As shown in Figure 11, only the samples SL1 and SL5 can be reconstructed normally, while the reconstruction results of the remaining samples show significant pixel deviations. The texture of the defect-free area in sample SL7 is matched to that of the original image, while its color is closer to that of the sample SL2. By contrast, the samples SL2, SL3, and SL9 not only showed significant pixel deviations but also failed to reconstruct the texture details normally. Therefore, it can be concluded that SN-DDPM exhibits good detection only by training a small number of types of samples, while it has to be retrained or structurally adjusted based on different data distributions and its features adapted to other types of defect detection tasks. Consequently, it is not feasible as a unified model for all defect detection tasks.

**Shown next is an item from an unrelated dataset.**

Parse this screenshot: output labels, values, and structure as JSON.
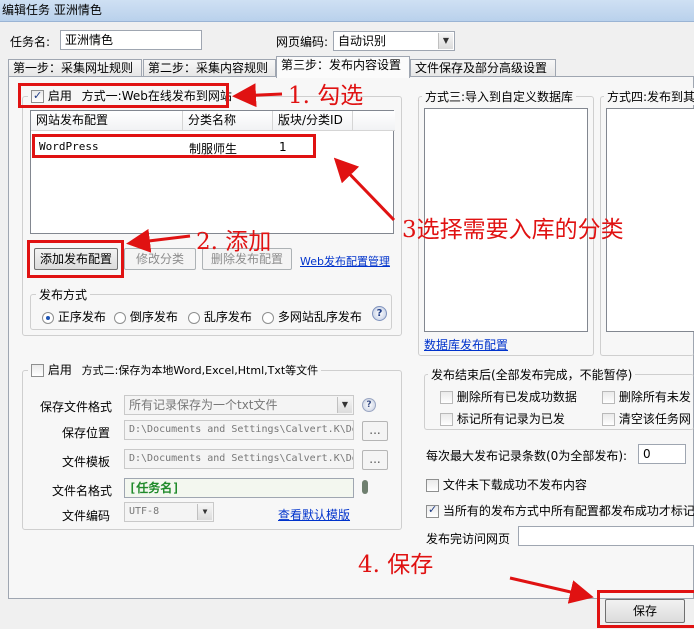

Relevant research [42,43] shows that the major challenge faced by the diffusion model is the instability and inconsistency of the output, failing to accurately associate attributes with its objects (e.g., color). In this article, SN-DDPM demonstrates weak reconstruction results in the presence of multiple sample datasets, showing that its generalization capability still needs to be studied and improved. Therefore, the following two methods are proposed: (1) Using the mask-based SN-DDPM, the image can be reconstructed well by masking the suspicious defect areas and utilizing the defect-free features around the mask. Meanwhile, it can preserve the semantic information of the defect-free areas in the original image. Thus, the repaired image will better match the viewer’s understanding of the scene and objects, effectively avoiding the chaotic reconstruction caused by excessive training features in the model. (2) Attention mechanisms can be introduced to help the model better focus on important regions and features in the image, thereby improving the accuracy and consistency of the generated output. Through learning attention weights, the model can better comprehend the attributes and associations of objects, thereby outputting more accurate results.

6. Conclusions

In this article, a timestep-adaptive-diffusion-model-oriented unsupervised detection method is applied to the detection of fabric surface defects. It only employs the fabric defect-free samples to train the model and takes SSIM and MSE as the guided timestep adaptive modules to obtain the optimal timestep. During the detection, SN-DDPM with the optimal timestep is employed to reconstruct the defect image into a defect-free image. After that, the residual images before and after reconstruction are processed through FTSD to highlight the defect area. Finally, a discrimination threshold is utilized to segment the defect. Experimental results based on public datasets reveal that SN-DDPM can more effectively extract the essential characteristics of fabrics in contrast to other unsupervised reconstruction models. Meanwhile, its reconstruction results are closer to the true feature distribution, effectively solving the blurring, defect residue, or texture inconsistency in the reconstruction results obtained by other models. These findings suggest that the SN-DDPM demonstrates superior reconstruction capability and outstanding detection performance. In addition, the instability and inconsistency of SN-DDPM in diverse sample datasets are discussed and feasible effective solutions are recommended to help develop more reliable and powerful models.